Nach mehr als 600 Seiten liebt man Bob Lee Swagger genauso wenig wie zu Anfang, aber man versteht ihn immerhin besser, ohne dass Hunter die „Rambo“-Klischees vom armen, an Leib und Seele verwundeten, für seinen aufopfernden Dienst schnöde vom eigenen Land verratenen Vietnam-Veteranen allzu aufdringlich bedient. Gut gezeichnet sind auch die übrigen Figuren, Polizisten, Geheimdienstleute und Shrecks Meuchelmörder eingeschlossen. Selbst primitive Schlagetots wie Jack Payne, Shrecks roboterhafte rechte Hand, bekommen ein Profil.

So unerfreulich dies den Gandhis dieser Welt in den Ohren klingen mag: Es gibt Menschen, die mit der Gewalt und von der Gewalt leben und sich eines gesunden Nachtschlafes und eines erfüllten Daseins erfreuen. Das ist nicht erfreulich aber Realität. Man erfährt in den Nachrichten darüber und hat sich gefälligst damit auseinanderzusetzen. Stephen Hunter spielt virtuos mit der unterbewussten Angst, die den ‚normalen‘ Zeitgenossen ob dieser Tatsache bewegt.

Des Jägers Wiederkehr

Stephen Hunter wartet hierzulande noch auf ein geneigtes Publikum. Nur zwei seiner vielen Romane wurden 1996 bzw. 1997 veröffentlicht. Nicht einmal die durchaus erfolgreiche Verfilmung des ersten Bob-Lee-Swagger-Romans, den Antoine Fuqua 2007 als „Shooter“ mit Mark Wahlberg in der Titelrolle inszenierte, führte zu einer Neuauflage oder gar Fortsetzung der Serie.

Zu allem Überfluss war die Erstausgabe von „Shooter“ – erschienen als „Im Fadenkreuz der Angst – wie das spätere Taschenbuchausgabe gekürzt; offenbar fand der Verlag Hunters quasi literarischen Abschüsse für ein deutsches Publikum zu drastisch. Erst zwei Jahrzehnte später erschien „Shooter“ neu übersetzt und ungekürzt, dazu schön gestaltet und sauber gebunden. Bleibt zu hoffen, dass es nicht bei diesem ersten Band bleibt.

Autor

Stephen Hunter wurde am 25. März 1946 in Kansas City, US-Staat Missouri, geboren. Er studierte Journalismus an der Northwestern University in Illinois, an der sein (1975 ermordeter) Vater als Dozent für Sprachen lehrte. Nach seinem Abschluss 1968 diente Hunter zwei Jahre als Soldat und schrieb für eine Soldaten-Zeitschrift.

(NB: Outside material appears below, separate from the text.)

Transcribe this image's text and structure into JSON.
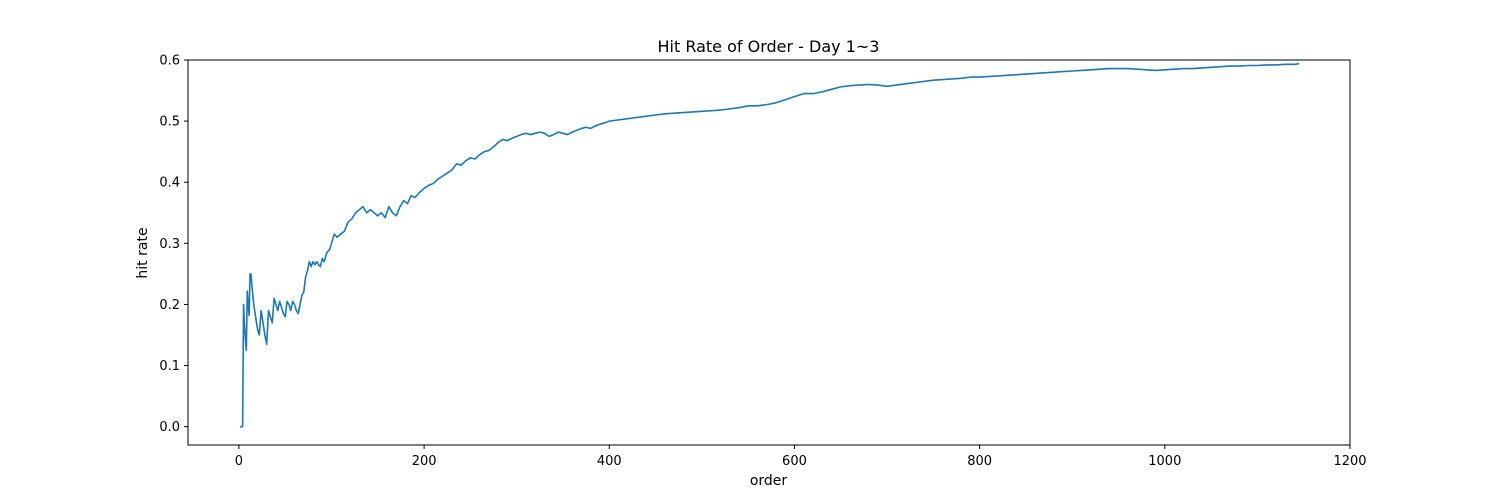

1971 wechselte er als Redakteur zum „Baltimore Sun“. Nachdem er zunächst die Sonntagsbeilage betreut hatte, über Hunter 1982 die Redaktion der Filmkritik. In dieser Funktion war er ab 1997 für die „Washington Post“ tätig. 2003 wurde Hunter für seine Kritiken mit einem Pulitzer-Preis ausgezeichnet. 2008 ging Hunter in den vorzeitigen Ruhestand. Seitdem ist er hauptberuflicher Schriftsteller.

Schriftstellerisch wurde Hunter ab 1980 aktiv. Er begann mit einem wüsten Garn um einen Nazi-Heckenschützen (!) im Jahre 1945 („The Master Sniper“). Ab 1993 schrieb Hunter eine Serie von Romanen, die sich grob um die Familiengeschichte des Swagger-Clans ranken. Neben Bob Lee treten dort auch sein Vater Earl (ab 2000) und sein Sohn Ray Cruz (ab 2010) auf.